We have all heard it before about how growing old sucks and the body breaks down. If I had a penny for every time someone had told me ‘once you hit 30 you just don’t recover like you used to’ then I suppose I would have a lot of pennies. Well trust me, the pain of age starts from much earlier than 30 years old!
I am referring to growing pains. Those sore heels, sore knees and joints that are reacting to the body’s development and progression and really restricting a youngster’s ability to muck around with their mates or play in competitive sport. Unfortunately, these pains tend to strike us down when we are at our most active, meaning those younger pre-teen and early teen years where people are playing 3-4 different sports, trying to figure out which one they are going to be a professional superstar at later in life.
What I wanted to discuss is the best general management for growing pains and how you can identify them from other nastier injuries.
Below are two really common growing pain diagnosis:
Severs Disease – Pain in the back of the heel, affecting running/jumping athletes.

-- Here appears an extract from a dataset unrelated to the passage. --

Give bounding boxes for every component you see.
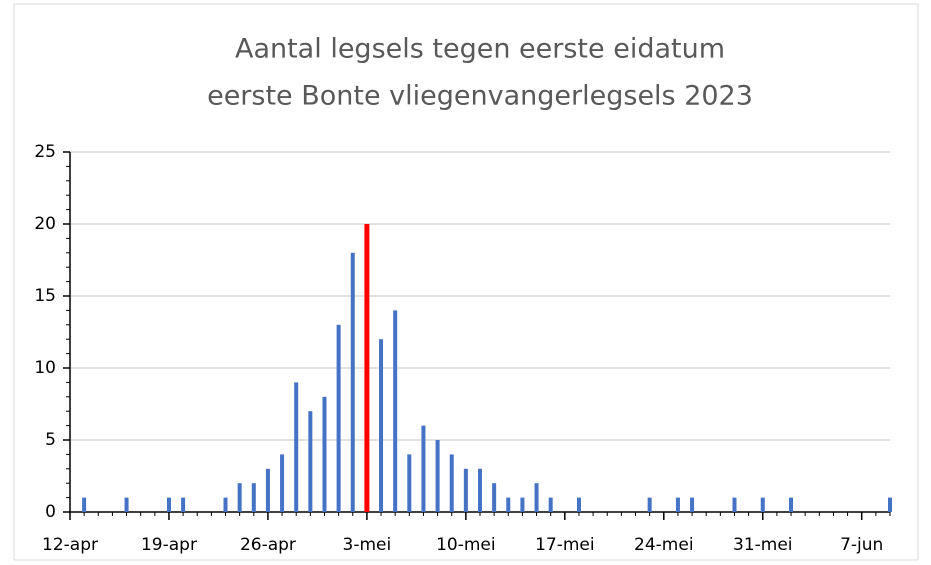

This is where the growth plate on the calcaneus begins to fuse but the tension from the Achilles tendon creates some stress, resulting in pain.

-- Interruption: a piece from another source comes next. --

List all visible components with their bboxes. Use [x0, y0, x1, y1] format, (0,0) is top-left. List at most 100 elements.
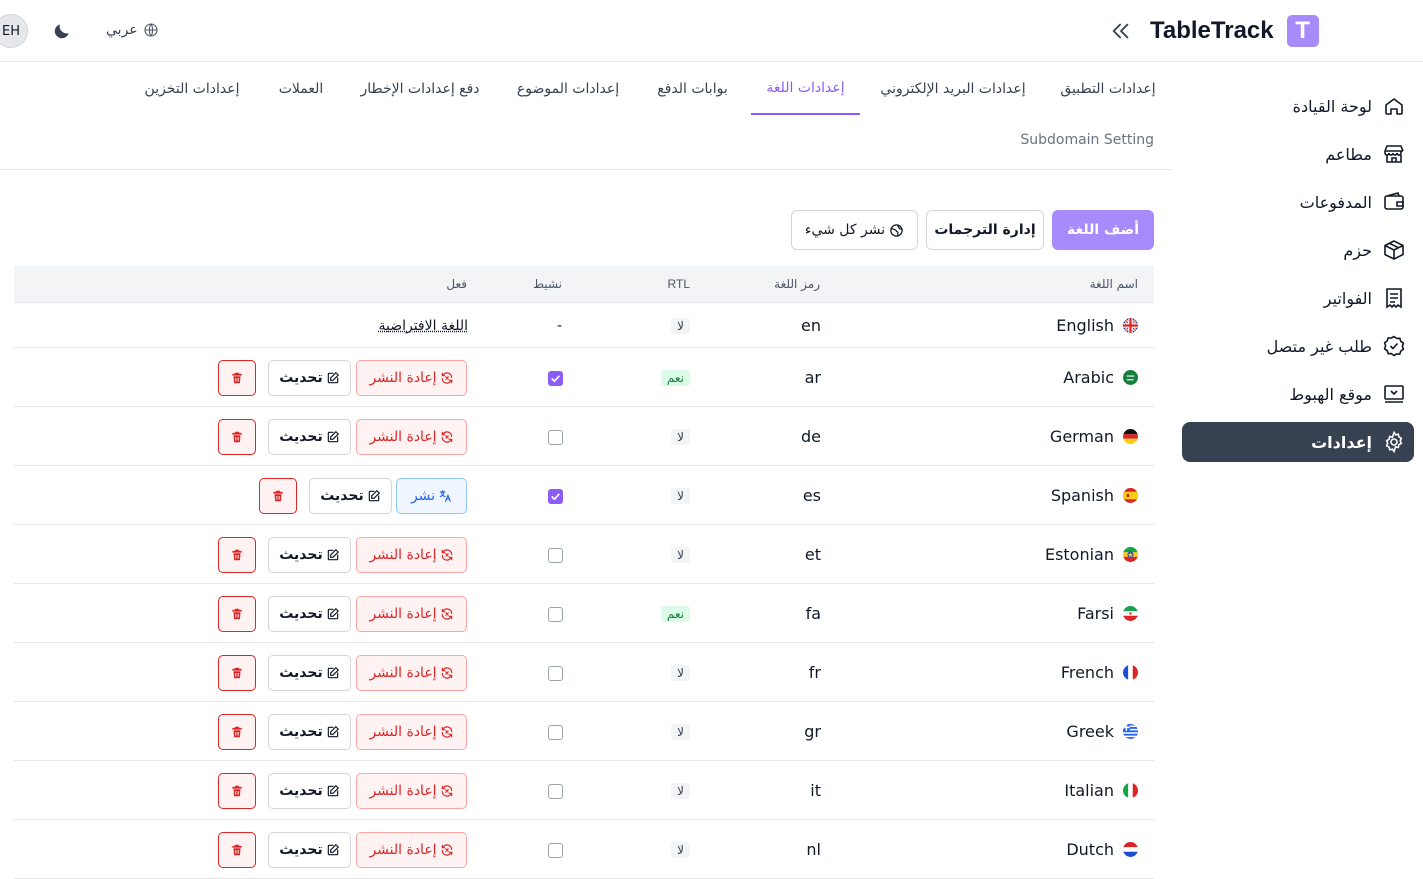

Osgood Schlatter’s Disease – Pain in the front of the knee/top of the shin where the tendon from the knee cap attaches. Multifactorial injury where growing bones and muscles as well as stress from the tendon pulling onto a growth plate causes inflammation and pain. Really affecting high impact landing/jumping sports and cycling/running.
For both of these presentations there a few simple things that you can do to manage the pain.
Here are my 4 big tips:
The use of ice is really helpful in these injuries to de-sensitise the tissues which are being affected which will reduce the pain response. Some anti-inflammatory affects may also result from the ice. I recommend use of an ice pack during and after any sports.
2. Manage Load:
The repetitive trauma to these areas causes more and more pain, so it is important that where possible the individual affected cuts out unnecessary activity. This means that if the goal is to play netball on the weekend, limit the long training sessions during the week or take a break from the social volleyball game.
3. See a Physio/Podiatrist:
These professions are really good at analysing movement patterns and the biomechanics of a person’ legs to see where there are any weaknesses or potential for improvement. Quite often children with these injuries have various biomechanical deficiencies and can improve much more rapidly with some exercises and strategies to address these.
4. Allow Time:
Unfortunately, these injuries do not heal and fix themselves overnight so you are required to be patient with the body and allow it to grow, fuse up the growth plates and respond to any exercises and strategies that you implement. Quite often these injuries can linger for anywhere between 12-18 months.
Growing old is not a fun process, whether that is at 80 years, 30 years or 12 years of age. As the body adapts to various physiological process’ so must our mindset towards exercise and activity. So if you are suspecting that someone you know has these types of pain, give my advice a go!